Dédiabolisation ? C’est une évidence. Normalisation ? Ça en prend le chemin.
D’ailleurs, parmi ces 57 %, 19 % des sondés tiennent la principale intéressée pour « très sincère », contre 42 % ne la considérant « pas sincère » du tout. Pour affiner les résultats de cette enquête d’opinion, notons que 60 % de nos compatriotes pensent que la présence du mouvement lepéniste était parfaitement légitime lors de ce défilé. Un résultat qui se monte, sans surprise, à 93 % chez les électeurs du RN, à 97 % pour ceux de Reconquête! et à 78 % des électeurs de Valérie Pécresse, candidate LR lors de la dernière élection présidentielle.
Sans grande surprise non plus, les mélenchonistes sont d’un avis contraire (67 %), tandis que leurs homologues macronistes se divisent sur la question à proportion quasi égale. Et c’est là que la météo politique devient inquiétante pour Emmanuel Macron, dont l’absence lors de la manifestation plus haut évoquée lui vaut des appréciations plus que mitigées : 56 % approuvent cette démarche, contre 46 % de mécontents. On notera donc qu’en y étant présente, Marine Le Pen obtient une approbation légèrement supérieure. Mais il est vrai que cette dernière ne se fait peut-être pas dicter sa politique, intérieure comme extérieure, par l’humoriste Yassine Belattar, à l’instar du locataire élyséen.
À cette embellie sondagière, plusieurs explications possibles
La première, c’est qu’en se rendant à ce défilé, Marine Le Pen ne marche pas pour défendre les politiques israélienne ou palestinienne : mais seulement par empathie pour nos compatriotes de confession juive, victimes de l’insécurité grandissante qu’on sait, surtout dans certains quartiers. S’agissant de leurs homologues de religion musulmane, elle aurait sûrement fait de même, politique patriote et inclusive oblige.

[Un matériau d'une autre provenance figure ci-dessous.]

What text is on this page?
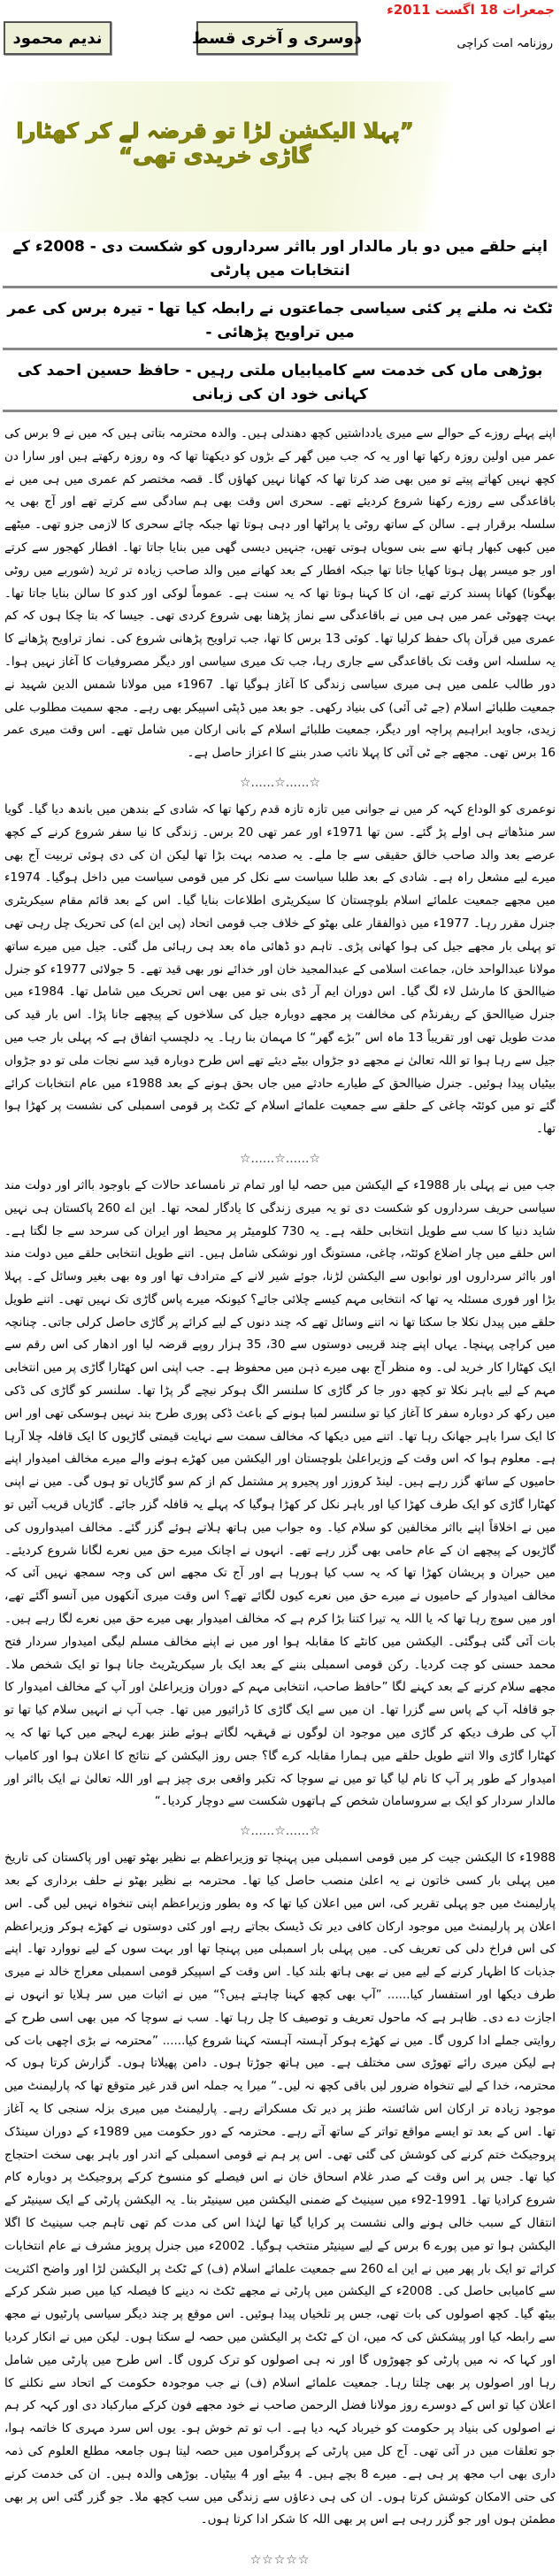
جمعرات 18 اگست 2011ء
روزنامہ امت کراچی
دوسری و آخری قسط
ندیم محمود
”پہلا الیکشن لڑا تو قرضہ لے کر کھٹارا گاڑی خریدی تھی“
اپنے حلقے میں دو بار مالدار اور بااثر سرداروں کو شکست دی - 2008ء کے انتخابات میں پارٹی
ٹکٹ نہ ملنے پر کئی سیاسی جماعتوں نے رابطہ کیا تھا - تیرہ برس کی عمر میں تراویح پڑھائی -
بوڑھی ماں کی خدمت سے کامیابیاں ملتی رہیں - حافظ حسین احمد کی کہانی خود ان کی زبانی

اپنے پہلے روزے کے حوالے سے میری یادداشتیں کچھ دھندلی ہیں۔ والدہ محترمہ بتاتی ہیں کہ میں نے 9 برس کی عمر میں اولین روزہ رکھا تھا اور یہ کہ جب میں گھر کے بڑوں کو دیکھتا تھا کہ وہ روزہ رکھتے ہیں اور سارا دن کچھ نہیں کھاتے پیتے تو میں بھی ضد کرتا تھا کہ کھانا نہیں کھاؤں گا۔ قصہ مختصر کم عمری میں ہی میں نے باقاعدگی سے روزے رکھنا شروع کردیئے تھے۔ سحری اس وقت بھی ہم سادگی سے کرتے تھے اور آج بھی یہ سلسلہ برقرار ہے۔ سالن کے ساتھ روٹی یا پراٹھا اور دہی ہوتا تھا جبکہ چائے سحری کا لازمی جزو تھی۔ میٹھے میں کبھی کبھار ہاتھ سے بنی سویاں ہوتی تھیں، جنہیں دیسی گھی میں بنایا جاتا تھا۔ افطار کھجور سے کرتے اور جو میسر پھل ہوتا کھایا جاتا تھا جبکہ افطار کے بعد کھانے میں والد صاحب زیادہ تر ثرید (شوربے میں روٹی بھگونا) کھانا پسند کرتے تھے، ان کا کہنا ہوتا تھا کہ یہ سنت ہے۔ عموماً لوکی اور کدو کا سالن بنایا جاتا تھا۔ بہت چھوٹی عمر میں ہی میں نے باقاعدگی سے نماز پڑھنا بھی شروع کردی تھی۔ جیسا کہ بتا چکا ہوں کہ کم عمری میں قرآن پاک حفظ کرلیا تھا۔ کوئی 13 برس کا تھا، جب تراویح پڑھانی شروع کی۔ نماز تراویح پڑھانے کا یہ سلسلہ اس وقت تک باقاعدگی سے جاری رہا، جب تک میری سیاسی اور دیگر مصروفیات کا آغاز نہیں ہوا۔ دور طالب علمی میں ہی میری سیاسی زندگی کا آغاز ہوگیا تھا۔ 1967ء میں مولانا شمس الدین شہید نے جمعیت طلبائے اسلام (جے ٹی آئی) کی بنیاد رکھی۔ جو بعد میں ڈپٹی اسپیکر بھی رہے۔ مجھ سمیت مطلوب علی زیدی، جاوید ابراہیم پراچہ اور دیگر، جمعیت طلبائے اسلام کے بانی ارکان میں شامل تھے۔ اس وقت میری عمر 16 برس تھی۔ مجھے جے ٹی آئی کا پہلا نائب صدر بننے کا اعزاز حاصل ہے۔

☆......☆......☆

نوعمری کو الوداع کہہ کر میں نے جوانی میں تازہ تازہ قدم رکھا تھا کہ شادی کے بندھن میں باندھ دیا گیا۔ گویا سر منڈھاتے ہی اولے پڑ گئے۔ سن تھا 1971ء اور عمر تھی 20 برس۔ زندگی کا نیا سفر شروع کرنے کے کچھ عرصے بعد والد صاحب خالق حقیقی سے جا ملے۔ یہ صدمہ بہت بڑا تھا لیکن ان کی دی ہوئی تربیت آج بھی میرے لیے مشعل راہ ہے۔ شادی کے بعد طلبا سیاست سے نکل کر میں قومی سیاست میں داخل ہوگیا۔ 1974ء میں مجھے جمعیت علمائے اسلام بلوچستان کا سیکریٹری اطلاعات بنایا گیا۔ اس کے بعد قائم مقام سیکریٹری جنرل مقرر رہا۔ 1977ء میں ذوالفقار علی بھٹو کے خلاف جب قومی اتحاد (پی این اے) کی تحریک چل رہی تھی تو پہلی بار مجھے جیل کی ہوا کھانی پڑی۔ تاہم دو ڈھائی ماہ بعد ہی رہائی مل گئی۔ جیل میں میرے ساتھ مولانا عبدالواحد خان، جماعت اسلامی کے عبدالمجید خان اور خدائے نور بھی قید تھے۔ 5 جولائی 1977ء کو جنرل ضیاالحق کا مارشل لاء لگ گیا۔ اس دوران ایم آر ڈی بنی تو میں بھی اس تحریک میں شامل تھا۔ 1984ء میں جنرل ضیاالحق کے ریفرنڈم کی مخالفت پر مجھے دوبارہ جیل کی سلاخوں کے پیچھے جانا پڑا۔ اس بار قید کی مدت طویل تھی اور تقریباً 13 ماہ اس ”بڑے گھر“ کا مہمان بنا رہا۔ یہ دلچسپ اتفاق ہے کہ پہلی بار جب میں جیل سے رہا ہوا تو اللہ تعالیٰ نے مجھے دو جڑواں بیٹے دیئے تھے اس طرح دوبارہ قید سے نجات ملی تو دو جڑواں بیٹیاں پیدا ہوئیں۔ جنرل ضیاالحق کے طیارے حادثے میں جاں بحق ہونے کے بعد 1988ء میں عام انتخابات کرائے گئے تو میں کوئٹہ چاغی کے حلقے سے جمعیت علمائے اسلام کے ٹکٹ پر قومی اسمبلی کی نشست پر کھڑا ہوا تھا۔

☆......☆......☆

جب میں نے پہلی بار 1988ء کے الیکشن میں حصہ لیا اور تمام تر نامساعد حالات کے باوجود بااثر اور دولت مند سیاسی حریف سرداروں کو شکست دی تو یہ میری زندگی کا یادگار لمحہ تھا۔ این اے 260 پاکستان ہی نہیں شاید دنیا کا سب سے طویل انتخابی حلقہ ہے۔ یہ 730 کلومیٹر پر محیط اور ایران کی سرحد سے جا لگتا ہے۔ اس حلقے میں چار اضلاع کوئٹہ، چاغی، مستونگ اور نوشکی شامل ہیں۔ اتنے طویل انتخابی حلقے میں دولت مند اور بااثر سرداروں اور نوابوں سے الیکشن لڑنا، جوئے شیر لانے کے مترادف تھا اور وہ بھی بغیر وسائل کے۔ پہلا بڑا اور فوری مسئلہ یہ تھا کہ انتخابی مہم کیسے چلائی جائے؟ کیونکہ میرے پاس گاڑی تک نہیں تھی۔ اتنے طویل حلقے میں پیدل نکلا جا سکتا تھا نہ اتنے وسائل تھے کہ چند دنوں کے لیے کرائے پر گاڑی حاصل کرلی جاتی۔ چنانچہ میں کراچی پہنچا۔ یہاں اپنے چند قریبی دوستوں سے 30، 35 ہزار روپے قرضہ لیا اور ادھار کی اس رقم سے ایک کھٹارا کار خرید لی۔ وہ منظر آج بھی میرے ذہن میں محفوظ ہے۔ جب اپنی اس کھٹارا گاڑی پر میں انتخابی مہم کے لیے باہر نکلا تو کچھ دور جا کر گاڑی کا سلنسر الگ ہوکر نیچے گر پڑا تھا۔ سلنسر کو گاڑی کی ڈکی میں رکھ کر دوبارہ سفر کا آغاز کیا تو سلنسر لمبا ہونے کے باعث ڈکی پوری طرح بند نہیں ہوسکی تھی اور اس کا ایک سرا باہر جھانک رہا تھا۔ اتنے میں دیکھا کہ مخالف سمت سے نہایت قیمتی گاڑیوں کا ایک قافلہ چلا آرہا ہے۔ معلوم ہوا کہ اس وقت کے وزیراعلیٰ بلوچستان اور الیکشن میں کھڑے ہونے والے میرے مخالف امیدوار اپنے حامیوں کے ساتھ گزر رہے ہیں۔ لینڈ کروزر اور پجیرو پر مشتمل کم از کم سو گاڑیاں تو ہوں گی۔ میں نے اپنی کھٹارا گاڑی کو ایک طرف کھڑا کیا اور باہر نکل کر کھڑا ہوگیا کہ پہلے یہ قافلہ گزر جائے۔ گاڑیاں قریب آئیں تو میں نے اخلاقاً اپنے بااثر مخالفین کو سلام کیا۔ وہ جواب میں ہاتھ ہلاتے ہوئے گزر گئے۔ مخالف امیدواروں کی گاڑیوں کے پیچھے ان کے عام حامی بھی گزر رہے تھے۔ انہوں نے اچانک میرے حق میں نعرے لگانا شروع کردیئے۔ میں حیران و پریشان کھڑا تھا کہ یہ سب کیا ہورہا ہے اور آج تک مجھے اس کی وجہ سمجھ نہیں آئی کہ مخالف امیدوار کے حامیوں نے میرے حق میں نعرے کیوں لگائے تھے؟ اس وقت میری آنکھوں میں آنسو آگئے تھے، اور میں سوچ رہا تھا کہ یا اللہ یہ تیرا کتنا بڑا کرم ہے کہ مخالف امیدوار بھی میرے حق میں نعرے لگا رہے ہیں۔ بات آئی گئی ہوگئی۔ الیکشن میں کانٹے کا مقابلہ ہوا اور میں نے اپنے مخالف مسلم لیگی امیدوار سردار فتح محمد حسنی کو چت کردیا۔ رکن قومی اسمبلی بننے کے بعد ایک بار سیکریٹریٹ جانا ہوا تو ایک شخص ملا۔ مجھے سلام کرنے کے بعد کہنے لگا ”حافظ صاحب، انتخابی مہم کے دوران وزیراعلیٰ اور آپ کے مخالف امیدوار کا جو قافلہ آپ کے پاس سے گزرا تھا۔ ان میں سے ایک گاڑی کا ڈرائیور میں تھا۔ جب آپ نے انہیں سلام کیا تھا تو آپ کی طرف دیکھ کر گاڑی میں موجود ان لوگوں نے قہقہہ لگاتے ہوئے طنز بھرے لہجے میں کہا تھا کہ یہ کھٹارا گاڑی والا اتنے طویل حلقے میں ہمارا مقابلہ کرے گا؟ جس روز الیکشن کے نتائج کا اعلان ہوا اور کامیاب امیدوار کے طور پر آپ کا نام لیا گیا تو میں نے سوچا کہ تکبر واقعی بری چیز ہے اور اللہ تعالیٰ نے ایک بااثر اور مالدار سردار کو ایک بے سروسامان شخص کے ہاتھوں شکست سے دوچار کردیا۔“

☆......☆......☆

1988ء کا الیکشن جیت کر میں قومی اسمبلی میں پہنچا تو وزیراعظم بے نظیر بھٹو تھیں اور پاکستان کی تاریخ میں پہلی بار کسی خاتون نے یہ اعلیٰ منصب حاصل کیا تھا۔ محترمہ بے نظیر بھٹو نے حلف برداری کے بعد پارلیمنٹ میں جو پہلی تقریر کی، اس میں اعلان کیا تھا کہ وہ بطور وزیراعظم اپنی تنخواہ نہیں لیں گی۔ اس اعلان پر پارلیمنٹ میں موجود ارکان کافی دیر تک ڈیسک بجاتے رہے اور کئی دوستوں نے کھڑے ہوکر وزیراعظم کی اس فراخ دلی کی تعریف کی۔ میں پہلی بار اسمبلی میں پہنچا تھا اور بہت سوں کے لیے نووارد تھا۔ اپنے جذبات کا اظہار کرنے کے لیے میں نے بھی ہاتھ بلند کیا۔ اس وقت کے اسپیکر قومی اسمبلی معراج خالد نے میری طرف دیکھا اور استفسار کیا...... ”آپ بھی کچھ کہنا چاہتے ہیں؟“ میں نے اثبات میں سر ہلایا تو انہوں نے اجازت دے دی۔ ظاہر ہے کہ ماحول تعریف و توصیف کا چل رہا تھا۔ سب نے سوچا کہ میں بھی اسی طرح کے روایتی جملے ادا کروں گا۔ میں نے کھڑے ہوکر آہستہ آہستہ کہنا شروع کیا...... ”محترمہ نے بڑی اچھی بات کی ہے لیکن میری رائے تھوڑی سی مختلف ہے۔ میں ہاتھ جوڑتا ہوں۔ دامن پھیلاتا ہوں۔ گزارش کرتا ہوں کہ محترمہ، خدا کے لیے تنخواہ ضرور لیں باقی کچھ نہ لیں۔“ میرا یہ جملہ اس قدر غیر متوقع تھا کہ پارلیمنٹ میں موجود زیادہ تر ارکان اس شائستہ طنز پر دیر تک مسکراتے رہے۔ پارلیمنٹ میں میری بزلہ سنجی کا یہ آغاز تھا۔ اس کے بعد تو ایسے مواقع تواتر کے ساتھ آتے رہے۔ محترمہ کے دور حکومت میں 1989ء کے دوران سینڈک پروجیکٹ ختم کرنے کی کوشش کی گئی تھی۔ اس پر ہم نے قومی اسمبلی کے اندر اور باہر بھی سخت احتجاج کیا تھا۔ جس پر اس وقت کے صدر غلام اسحاق خان نے اس فیصلے کو منسوخ کرکے پروجیکٹ پر دوبارہ کام شروع کرادیا تھا۔ 1991-92ء میں سینیٹ کے ضمنی الیکشن میں سینیٹر بنا۔ یہ الیکشن پارٹی کے ایک سینیٹر کے انتقال کے سبب خالی ہونے والی نشست پر کرایا گیا تھا لہٰذا اس کی مدت کم تھی تاہم جب سینیٹ کا اگلا الیکشن ہوا تو میں پورے 6 برس کے لیے سینیٹر منتخب ہوگیا۔ 2002ء میں جنرل پرویز مشرف نے عام انتخابات کرائے تو ایک بار پھر میں نے این اے 260 سے جمعیت علمائے اسلام (ف) کے ٹکٹ پر الیکشن لڑا اور واضح اکثریت سے کامیابی حاصل کی۔ 2008ء کے الیکشن میں پارٹی نے مجھے ٹکٹ نہ دینے کا فیصلہ کیا میں صبر شکر کرکے بیٹھ گیا۔ کچھ اصولوں کی بات تھی، جس پر تلخیاں پیدا ہوئیں۔ اس موقع پر چند دیگر سیاسی پارٹیوں نے مجھ سے رابطہ کیا اور پیشکش کی کہ میں، ان کے ٹکٹ پر الیکشن میں حصہ لے سکتا ہوں۔ لیکن میں نے انکار کردیا اور کہا کہ نہ میں پارٹی کو چھوڑوں گا اور نہ ہی اصولوں کو ترک کروں گا۔ اس طرح میں پارٹی میں شامل رہا اور اصولوں پر بھی چلتا رہا۔ جمعیت علمائے اسلام (ف) نے جب موجودہ حکومت کے اتحاد سے نکلنے کا اعلان کیا تو اس کے دوسرے روز مولانا فضل الرحمن صاحب نے خود مجھے فون کرکے مبارکباد دی اور کہہ کر ہم نے اصولوں کی بنیاد پر حکومت کو خیرباد کہہ دیا ہے۔ اب تو تم خوش ہو۔ یوں اس سرد مہری کا خاتمہ ہوا، جو تعلقات میں در آئی تھی۔ آج کل میں پارٹی کے پروگراموں میں حصہ لیتا ہوں جامعہ مطلع العلوم کی ذمہ داری بھی اب مجھ پر ہی ہے۔ میرے 8 بچے ہیں۔ 4 بیٹے اور 4 بیٹیاں۔ بوڑھی والدہ ہیں۔ ان کی خدمت کرنے کی حتی الامکان کوشش کرتا ہوں۔ ان کی ہی دعاؤں سے زندگی میں سب کچھ ملا۔ جو گزر گئی اس پر بھی مطمئن ہوں اور جو گزر رہی ہے اس پر بھی اللہ کا شکر ادا کرتا ہوں۔

☆☆☆☆☆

La deuxième consiste à ne pas oublier que Marine Le Pen n’entend manifestement pas transformer ce conflit oriental en guerre des civilisations, à rebours d’un Éric Zemmour où d’une Marion Maréchal dont les prises de position peuvent paraître porteuses de contradictions. En effet, quand le premier se rend en Israël pour défendre la civilisation judéo-chrétienne, la seconde s’en va en Arménie pour y défendre cette même civilisation. Mais qui arme l’Azerbaïdjan musulman contre les chrétiens arméniens, si ce n’est l’État hébreu ? Il est vrai qu’un tel soutien permet à Tel-Aviv d’avoir un œil sur Téhéran, l’Azerbaïdjan et l’Iran ayant des frontières communes…
La troisième, c’est que dans le conflit israélo-palestinien, Marine Le Pen semble savoir raison garder, persistant à promouvoir la solution traditionnelle de la France, celle de deux États, la seule qui vaille, quoique ne paraissant pas devenir d’actualité dans les mois prochains ; c’est le moins qu’on puisse prétendre.
La quatrième, c’est que l’ensemble de la gauche française se fourvoie en sa vision de ce conflit, ne l’analysant qu’au prisme marxiste : dominants contre dominés, Palestiniens opprimés et oppresseurs israéliens. Alors que Marine Le Pen aurait plutôt tendance à y voir l'affrontement entre deux nationalismes se battant pour la même terre. En la circonstance, chacun a ses raisons, toutes aussi valables l’une et l’autre. Il se trouve seulement que l’époque serait plutôt à la déraison.
Cela, des personnalités telles que Serge Klarsfeld, s’étant bruyamment félicité de la présence du RN dans le cortège en question, ou même un Bernard-Henri Lévy, plus que critique quant à la politique de colonisation sauvage de la Cisjordanie, le reconnaissent.
Bref, Marine Le Pen a semé. Aujourd’hui, elle paraît engranger. Quant aux sondages, ils ne font qu’entériner.